Franco le ordenó que lanzara un ataque por tres flancos contra Mérida, la antigua ciudad romana situada en el camino de Cáceres e importante centro de comunicaciones entre Sevilla y Portugal. Mérida sufrió un bombardeo feroz por tierra y por aire. El mando de la unidad de Artillería de la Columna de Asensio lo ostentaba el capitán Luis Alarcón de la Lastra, un africanista que, en protesta por las reformas militares de Azaña, abandonó el Ejército y se retiró a sus fincas próximas a Carmona, en la provincia de Sevilla. Diputado de la CEDA por Sevilla y furibundo oponente de las reformas agrarias propuestas por Manuel Giménez Fernández, el 18 de julio Alarcón de Lastra, entusiasmado, se incorporó voluntariamente a las tropas africanas. Mérida cayó el 11 de agosto, con un saldo de 250 muertos entre los defensores de la ciudad frente a menos de 10 entre las tropas rebeldes. La izquierda depositó toda su confianza en un único cañón que apuntaba al puente romano sobre el río Guadiana. Los defensores de la ciudad, desmoralizados por los bombardeos y armados únicamente con rifles, no tenían ninguna posibilidad frente a las ametralladoras de los hombres de Asensio. Siguió la habitual represión sangrienta. Los izquierdistas que no pudieron escapar se refugiaron en sus viviendas o en el sótano de la casa del pueblo. Los rebeldes los obligaron a salir de uno en uno y los mataron a medida que aparecían. En el curso de los días posteriores, los ocupantes registraron la ciudad casa por casa, detuvieron y ejecutaron a los hombres y humillaron a las mujeres. La ciudad quedó a partir de entonces bajo el mando del teniente coronel Tella[25].

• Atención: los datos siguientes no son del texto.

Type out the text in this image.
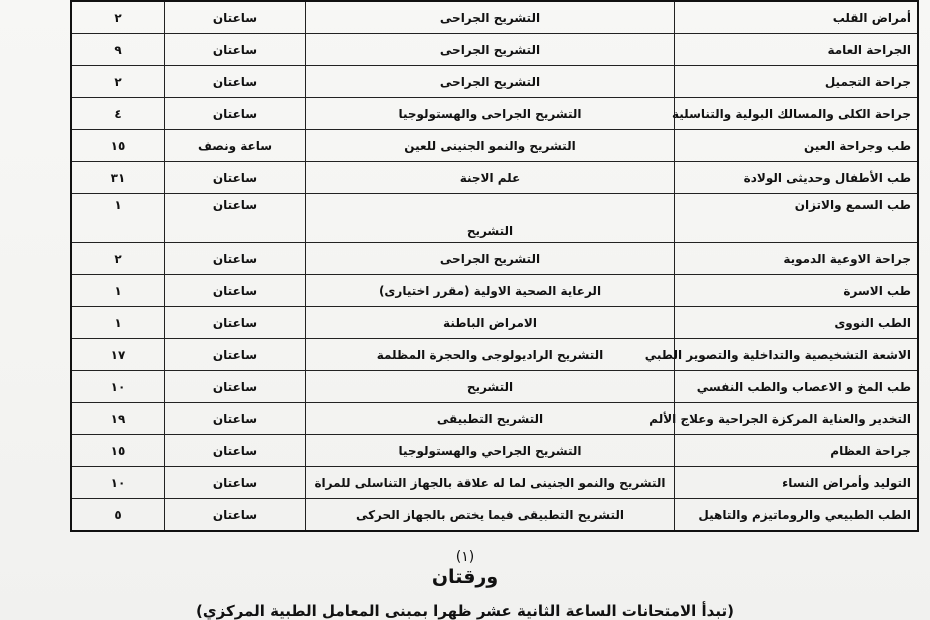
أمراض القلب	التشريح الجراحى	ساعتان	٢
الجراحة العامة	التشريح الجراحى	ساعتان	٩
جراحة التجميل	التشريح الجراحى	ساعتان	٢
جراحة الكلى والمسالك البولية والتناسلية	التشريح الجراحى والهستولوجيا	ساعتان	٤
طب وجراحة العين	التشريح والنمو الجنينى للعين	ساعة ونصف	١٥
طب الأطفال وحديثى الولادة	علم الاجنة	ساعتان	٣١
طب السمع والاتزان	التشريح	ساعتان	١
جراحة الاوعية الدموية	التشريح الجراحى	ساعتان	٢
طب الاسرة	الرعاية الصحية الاولية (مقرر اختيارى)	ساعتان	١
الطب النووى	الامراض الباطنة	ساعتان	١
الاشعة التشخيصية والتداخلية والتصوير الطبي	التشريح الراديولوجى والحجرة المظلمة	ساعتان	١٧
طب المخ و الاعصاب والطب النفسي	التشريح	ساعتان	١٠
التخدير والعناية المركزة الجراحية وعلاج الألم	التشريح التطبيقى	ساعتان	١٩
جراحة العظام	التشريح الجراحي والهستولوجيا	ساعتان	١٥
التوليد وأمراض النساء	التشريح والنمو الجنينى لما له علاقة بالجهاز التناسلى للمراة	ساعتان	١٠
الطب الطبيعي والروماتيزم والتاهيل	التشريح التطبيقى فيما يختص بالجهاز الحركى	ساعتان	٥
(١)
ورقتان
(تبدأ الامتحانات الساعة الثانية عشر ظهرا بمبنى المعامل الطبية المركزي)
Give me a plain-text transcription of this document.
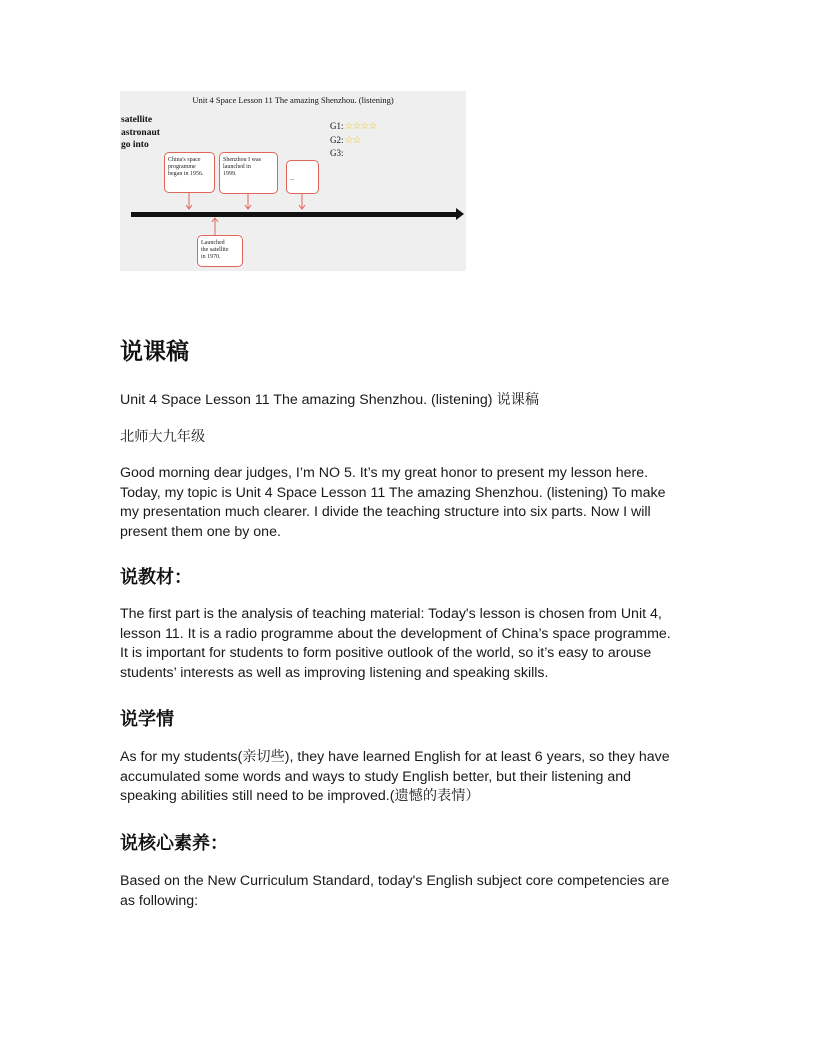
Unit 4 Space Lesson 11 The amazing Shenzhou. (listening)
satellite
astronaut
go into
G1:☆☆☆☆
G2:☆☆
G3:
China's space
programme
began in 1956.
Shenzhou I was
launched in
1999.
...
Launched
the satellite
in 1970.
说课稿
Unit 4 Space Lesson 11 The amazing Shenzhou. (listening) 说课稿
北师大九年级
Good morning dear judges, I’m NO 5. It’s my great honor to present my lesson here.
Today, my topic is Unit 4 Space Lesson 11 The amazing Shenzhou. (listening) To make
my presentation much clearer. I divide the teaching structure into six parts. Now I will
present them one by one.
说教材：
The first part is the analysis of teaching material: Today's lesson is chosen from Unit 4,
lesson 11. It is a radio programme about the development of China’s space programme.
It is important for students to form positive outlook of the world, so it’s easy to arouse
students’ interests as well as improving listening and speaking skills.
说学情
As for my students(亲切些), they have learned English for at least 6 years, so they have
accumulated some words and ways to study English better, but their listening and
speaking abilities still need to be improved.(遗憾的表情）
说核心素养：
Based on the New Curriculum Standard, today's English subject core competencies are
as following:
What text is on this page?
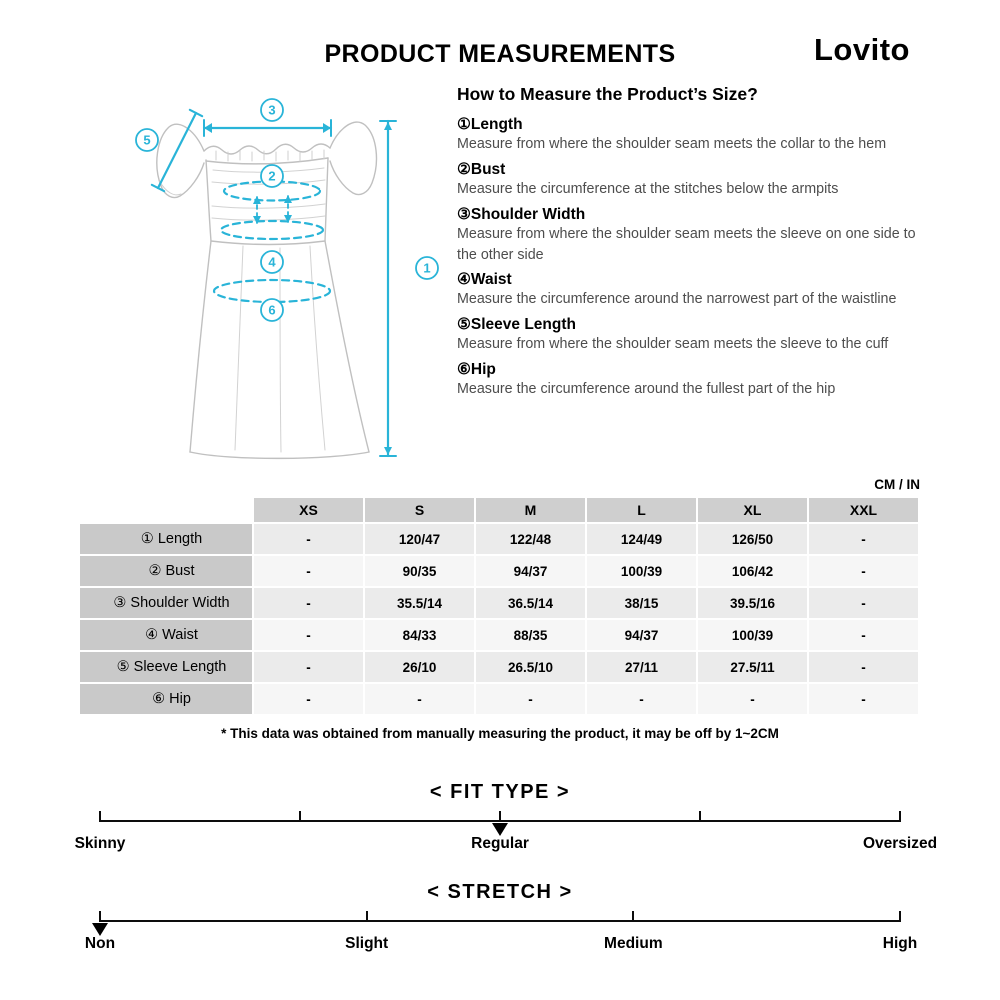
PRODUCT MEASUREMENTS	Lovito
1
2
3
4
5
6
How to Measure the Product’s Size?
①Length
Measure from where the shoulder seam meets the collar to the hem
②Bust
Measure the circumference at the stitches below the armpits
③Shoulder Width
Measure from where the shoulder seam meets the sleeve on one side to the other side
④Waist
Measure the circumference around the narrowest part of the waistline
⑤Sleeve Length
Measure from where the shoulder seam meets the sleeve to the cuff
⑥Hip
Measure the circumference around the fullest part of the hip
CM / IN
	XS	S	M	L	XL	XXL
① Length	-	120/47	122/48	124/49	126/50	-
② Bust	-	90/35	94/37	100/39	106/42	-
③ Shoulder Width	-	35.5/14	36.5/14	38/15	39.5/16	-
④ Waist	-	84/33	88/35	94/37	100/39	-
⑤ Sleeve Length	-	26/10	26.5/10	27/11	27.5/11	-
⑥ Hip	-	-	-	-	-	-
* This data was obtained from manually measuring the product, it may be off by 1~2CM
< FIT TYPE >
Skinny	Regular	Oversized
< STRETCH >
Non	Slight	Medium	High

La represión en Mérida se prolongó por espacio de varios meses y de ella se ocuparon los falangistas bajo la supervisión de un siniestro guardia civil, Manuel Gómez Cantos. Tras adquirir fama por su perversa brutalidad en diversos destinos del sur, principalmente en Málaga, Gómez Cantos fue destinado a Villanueva de la Serena, al noroeste de la provincial de Badajoz. El 19 de julio encabezó la sublevación del puesto de la Guardia Civil local. Concluida la sangrienta batalla en la que contó con la ayuda de los falangistas, el capitán detuvo a los miembros del ayuntamiento y la casa del pueblo junto a otros izquierdistas. Cuando las tropas republicanas se acercaban a la ciudad, Gómez Cantos se llevó a sus hombres y a los prisioneros a la localidad cacereña de Miajadas, dominada por los rebeldes, y allí asesinó a todos los rehenes. Poco después se le unieron un gran número de guardias civiles rebeldes[26]. A partir de ese momento, el capitán gozó de carta blanca para llevar a cabo la represión a su antojo, y el 11 de agosto fue ascendido a comandante. En Mérida supervisó las ejecuciones nocturnas de los hombres a los que encerraban en el casino, convertido en improvisada prisión. Uno de los prisioneros era el doctor Temprano, un republicano liberal. A diario, durante un mes entero, Gómez Cantos recorrió el centro de la ciudad en compañía del médico para tomar nota de quienes lo saludaban. De esta manera identificó a sus amigos y pudo detenerlos, tras lo cual él mismo mató al doctor Temprano. Se proponía liquidar asimismo a Antonio Oliart Ruiz, un conservador adinerado que había huido de la izquierda en Barcelona y a quien Gómez Cantos se empeñó en señalar como un espía catalán. Oliart escapó de nuevo, esta vez a Burgos[27]. En febrero de 1938, Queipo de Llano envió a Gómez Cantos a Badajoz en calidad de «delegado de orden público». Aunque la represión practicada por sus predecesores en el cargo había eliminado prácticamente a toda la izquierda de la ciudad, el nuevo delegado tuvo la idea de marcar con un brochazo de pintura roja en la chaqueta a todo aquel individuo sospechoso de albergar simpatías izquierdistas. En marzo de 1940 fue ascendido a teniente coronel y destinado a Pontevedra, donde ocupó el cargo de gobernador civil[28].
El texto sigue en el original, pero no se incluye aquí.